Bloomberg Politics, meanwhile, is reporting that Keystone opponents’ line of attack before the Republican-dominated PSC will emphasize TransCanada’s plan to use eminent domain to overcome landowners’ rights along the pipeline route—not a concern about the project’s climate impact. “Climate has not been the main thing,” said Bold Alliance organizer Jane Kleeb. “People do value private property,” agreed state Sierra Club vice-chair David Corbin. “It’s not a red or blue issue in Nebraska.”
That means property rights “might be the thing that stops this,” said farm owner Art Tanderup, whose land has been in his wife’s family for 100 years. Even some pipeline supporters say the company shouldn’t be able to “take their land away,” he said.
“Nebraska is a decisively red state: It hasn’t voted for a Democratic president since 1964, and four of the last five governors have been Republican,” Bloomberg notes. “Still, the state has been an impediment to progress on the project, with lawmakers and landowners challenging the route with legislation and lawsuits. The company eventually agreed to a commission review instead of waging further court battles, setting up this month’s hearing.”

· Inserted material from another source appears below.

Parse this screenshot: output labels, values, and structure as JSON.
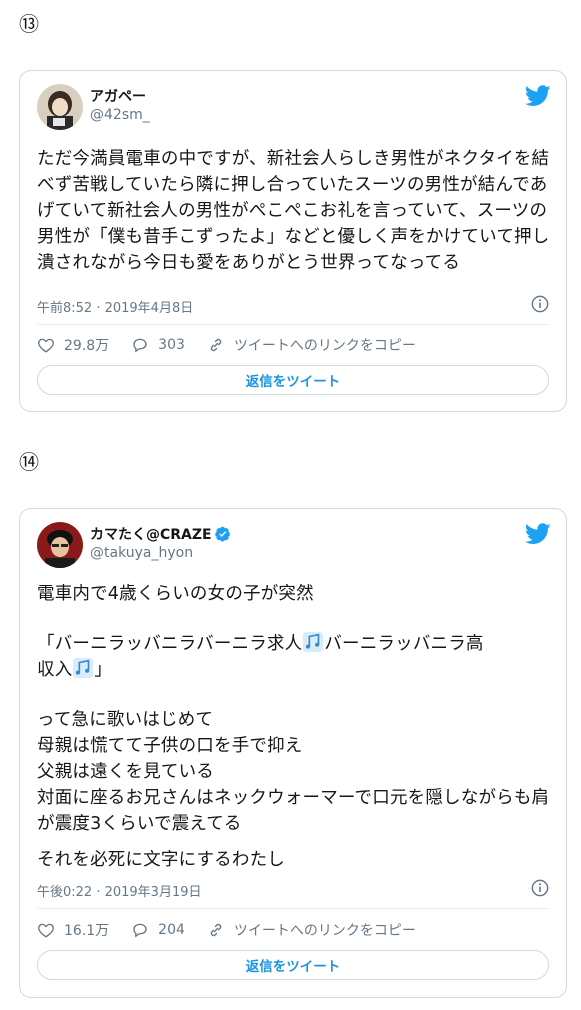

However the hearing ends, InsideClimate reports that fossil economics and competing pipelines could still kill the 830,000-barrel-per-day pipeline that became a symbol of North American climate protest. “Company officials now concede that after battling protests and regulatory hurdles for nearly a decade, market forces could scuttle the project,” ICN notes.
“During the prolonged dispute, the price of oil fell from more than US$130 a barrel to roughly $45 a barrel today, undercutting the prospects for production growth in the Canadian tar sands, which were used to justify the Keystone XL project at its outset,” writes reporter Phil McKenna. And “along with changing market conditions, the emergence of competing pipelines scattered TransCanada’s customer base.”
Over the last month, meanwhile, Bold Nebraska and 350.org have been fundraising for Solar XL, an effort to build solar panels directly in the path of the proposed pipeline. “We aim to raise $50,000 to cover the first solar installations in the path of the pipeline on farmland that Nebraskans have refused to sell to TransCanada,” Bold Nebraska’s Mark Hefflinger wrote last month.